With Mrs Thatcher swept to power in the same general election, Hogg's role as deputy chief whip for the opposition in the House of Commons was particularly important. Fellow MPs said his forceful expression of Labour ideals, blended with a mischievous sense of humour, was often crucial in getting his fellow MPs out of bed, or out of the bar, to participate in key votes in the chamber.

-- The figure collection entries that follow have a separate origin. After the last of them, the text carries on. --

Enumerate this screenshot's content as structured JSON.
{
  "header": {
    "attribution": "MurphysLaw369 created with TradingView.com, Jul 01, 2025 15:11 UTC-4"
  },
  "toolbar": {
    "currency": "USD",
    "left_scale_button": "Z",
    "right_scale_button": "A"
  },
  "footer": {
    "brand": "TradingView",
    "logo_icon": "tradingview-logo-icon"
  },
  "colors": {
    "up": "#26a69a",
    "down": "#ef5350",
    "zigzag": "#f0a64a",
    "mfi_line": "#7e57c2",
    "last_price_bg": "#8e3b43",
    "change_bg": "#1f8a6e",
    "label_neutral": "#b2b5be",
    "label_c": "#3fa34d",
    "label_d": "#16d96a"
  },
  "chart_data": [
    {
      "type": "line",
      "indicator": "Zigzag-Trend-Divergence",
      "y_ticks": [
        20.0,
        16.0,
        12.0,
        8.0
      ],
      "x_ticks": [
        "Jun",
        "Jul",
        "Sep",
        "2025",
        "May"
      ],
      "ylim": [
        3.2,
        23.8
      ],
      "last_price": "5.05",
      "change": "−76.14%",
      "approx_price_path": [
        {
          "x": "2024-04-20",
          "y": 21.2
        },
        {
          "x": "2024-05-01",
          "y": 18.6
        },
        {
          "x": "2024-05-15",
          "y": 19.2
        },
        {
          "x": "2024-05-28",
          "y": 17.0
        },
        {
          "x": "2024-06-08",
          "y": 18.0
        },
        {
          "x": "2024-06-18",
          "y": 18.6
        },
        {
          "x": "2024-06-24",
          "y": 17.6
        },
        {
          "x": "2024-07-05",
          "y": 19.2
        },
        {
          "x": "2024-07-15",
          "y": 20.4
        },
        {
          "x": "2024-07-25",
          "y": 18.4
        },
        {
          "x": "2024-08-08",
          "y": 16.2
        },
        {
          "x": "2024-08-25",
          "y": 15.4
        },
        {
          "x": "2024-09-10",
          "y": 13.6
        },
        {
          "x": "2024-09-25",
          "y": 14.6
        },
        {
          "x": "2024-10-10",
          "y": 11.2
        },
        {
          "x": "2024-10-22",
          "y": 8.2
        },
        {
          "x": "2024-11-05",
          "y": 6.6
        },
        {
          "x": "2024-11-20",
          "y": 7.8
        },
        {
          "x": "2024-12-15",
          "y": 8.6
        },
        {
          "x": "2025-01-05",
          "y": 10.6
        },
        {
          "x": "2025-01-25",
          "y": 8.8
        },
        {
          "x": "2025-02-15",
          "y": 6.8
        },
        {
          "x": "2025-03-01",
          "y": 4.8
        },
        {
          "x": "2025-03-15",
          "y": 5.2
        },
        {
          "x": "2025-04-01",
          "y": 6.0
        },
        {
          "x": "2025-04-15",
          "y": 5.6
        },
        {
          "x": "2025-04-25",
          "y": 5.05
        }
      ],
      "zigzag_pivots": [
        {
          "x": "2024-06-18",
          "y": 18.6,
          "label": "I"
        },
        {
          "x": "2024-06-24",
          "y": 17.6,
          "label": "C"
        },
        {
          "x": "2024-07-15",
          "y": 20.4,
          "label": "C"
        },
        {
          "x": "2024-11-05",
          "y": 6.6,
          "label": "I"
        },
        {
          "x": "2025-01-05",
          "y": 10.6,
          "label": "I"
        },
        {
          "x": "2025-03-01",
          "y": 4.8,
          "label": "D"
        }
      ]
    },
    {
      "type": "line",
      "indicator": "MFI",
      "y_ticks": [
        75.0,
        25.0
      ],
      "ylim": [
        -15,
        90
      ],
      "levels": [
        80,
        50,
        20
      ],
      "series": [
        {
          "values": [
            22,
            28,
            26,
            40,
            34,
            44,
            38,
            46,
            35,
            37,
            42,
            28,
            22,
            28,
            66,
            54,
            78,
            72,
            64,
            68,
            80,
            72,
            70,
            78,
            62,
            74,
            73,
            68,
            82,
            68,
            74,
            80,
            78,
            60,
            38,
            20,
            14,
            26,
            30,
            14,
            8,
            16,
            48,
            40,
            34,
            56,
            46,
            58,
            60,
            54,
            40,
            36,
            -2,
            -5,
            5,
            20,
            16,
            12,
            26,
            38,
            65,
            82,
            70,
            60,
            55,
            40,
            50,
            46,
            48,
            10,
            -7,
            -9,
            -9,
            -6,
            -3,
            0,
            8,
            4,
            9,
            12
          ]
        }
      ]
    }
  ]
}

"Norman was a significant figure in keeping the parliamentary party together in those times," according to former Labour MP Tam Dalyell.
During his first three years in the Commons, from 1979-82, he was a member of the Select Committee on Scottish Affairs, a role he relished. He was named Labour's Scottish whip in 1982, and promoted to deputy chief whip in Westminster the following year.
When he stood down as an MP in 1997, and was named a peer, he was succeeded in his Cumbernauld and Kilsyth constituency by Rosemary McKenna, who said yesterday: "Norman's death will sadden a lot of people who saw in him a good friend, a very able politician and a fine trade unionist. The Labour and trade union movements have lost a very special man."
In the House of Lords, Baron Hogg became perhaps best-known for two causes which could hardly have been more different. He was an outspoken supporter of the state of Israel – as an MP he had been a member of the all-party group on Anglo-Israeli relations – and an equally outspoken supporter of better bus services in Scotland and around the UK. From 1998, he was chairman of the Bus Appeals Body, which mediates between bus companies and often-aggrieved passengers.
Last year, when he had already been diagnosed with cancer, Lord Hogg and several fellow peers were embarrassed by media revelations that they had given parliamentary staff security passes to lobbyists with a financial interest. Lord Hogg said he had provided a pass to an official of the Confederation of Passenger Transport, which at the time was paying him a consultancy fee of £3,000 a year. But he said he had done so purely in the interests of British Transport users and saw no conflict of interest. It emerged that handing out such passes was common procedure among peers.
Before his illness, Lord Hogg was known in the Lords for questioning the safety of stretch limousines and the capabilities of their drivers, particularly in the case of children taken out in such vehicles for birthday parties.
He is survived by his wife, Elizabeth.